Más tarde, en 2005, Philippe Descola, publicó (en francés) Más allá de naturaleza y cultura. El antropólogo francés buscaba allí trascender y relativizar la oposición, básica en la modernidad occidental, entre esas dos ideas. Según Descola, la comprensión de esos vínculos difícilmente pueda basarse en una cosmología que depende de un contexto específico como el nuestro, pues la separación entre naturaleza y cultura no es universal, tal como supusieron los filósofos europeos desde el siglo XVII, sino que sólo tiene sentido para los modernos. Ese naturalismo, lejos de ser la vara con la que puedan medirse y juzgarse otras culturas, es una entre varias expresiones posibles de esquemas más generales que gobiernan la objetivación del mundo y de los otros. Para demostrarlo, Descola procede al análisis comparativo de lo que denomina cuatro regímenes ontológicos que han gobernado la concepción de las relaciones de identidad y diferencia entre seres humanos y otros seres. Los esquemas no siempre se basan en la idea de que cada uno de esos grupos se desarrolla en mundos que no se comunican entre sí o de acuerdo con principios separados. Los cuatro regímenes son: el animismo, el totemismo, el analogismo y el naturalismo. El animismo se caracteriza, ante todo, por la atribución a humanos y no humanos por igual de una misma interioridad.

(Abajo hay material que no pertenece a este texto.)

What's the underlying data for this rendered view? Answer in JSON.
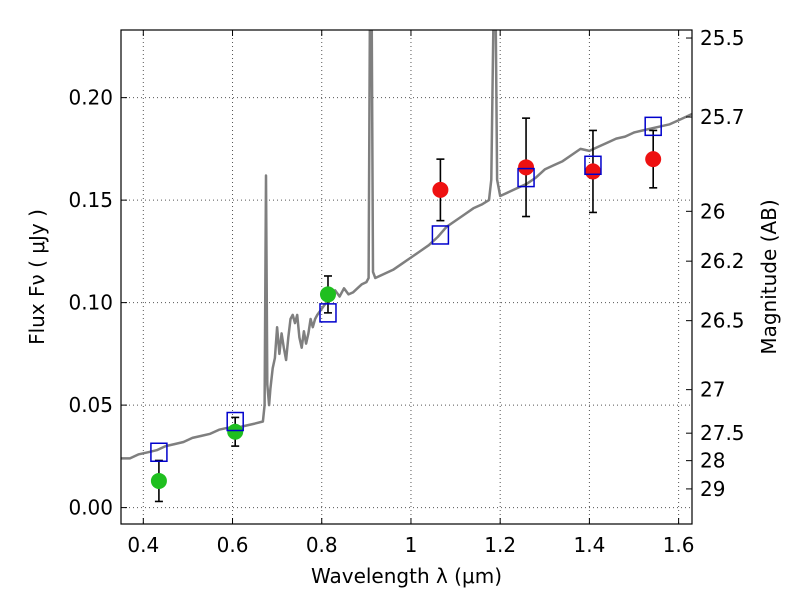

Romero, o al menos un Romero temprano, probablemente habría rechazado este último argumento. En un artículo titulado “De qué se trata la historia”, publicado en La Vanguardia en 1939, nuestro autor universalizaba sin medias tintas la distinción entre naturaleza y cultura. “Hubo un instante de la historia del hombre -sostenía- en que éste comprendió que no le bastaba lo que la Naturaleza le ofrecía: ni la caverna para vivir, ni el guijarro para defenderse, ni la caza para alimentarse. Ese día el hombre comenzó a crear. Su imaginación concibió proyectos y sus manos realizaron obras. De esta doble labor del cerebro y la mano, salieron las chozas que reemplazaron a las cavernas, los cuchillos y las hachas pulidas, los tejidos, la alfarería; los animales dejaron de ser cazados para ser domesticados y criados, y los vegetales comenzaron a ser plantados. Esta labor constante de creación no había de detenerse nunca más: lo propio de hombre será, desde entonces, crearse su mundo, su contorno, su ambiente. Frente a la Naturaleza o, por mejor decir, por encima de ella, el hombre crea la Cultura. La Cultura es la mole inmensa de la creación humana, acumulada desde los días de la primera choza y el primer cacharro de barro hasta los tiempos del cemento y el petróleo” (Romero, 1939). Desde el hombre de las cavernas hasta el de la sociedad capitalista contemporánea, para Romero, la oposición naturaleza-cultura todo lo permea: “[todos esos productos] constituyen la Cultura, radicalmente distinta de la Naturaleza en que no es, como ésta, recibida pasivamente por el hombre, sino que es, por el contrario, dolorosa y trabajosamente creada por él” (idem). Se trata de una concepción que, en un texto posterior, Romero identifica también en el pensamiento de Alejandro Korn (Romero, 1956 [1941]). Ese “proceso creador de la cultura” es, para Romero, el tema de la ciencia histórica.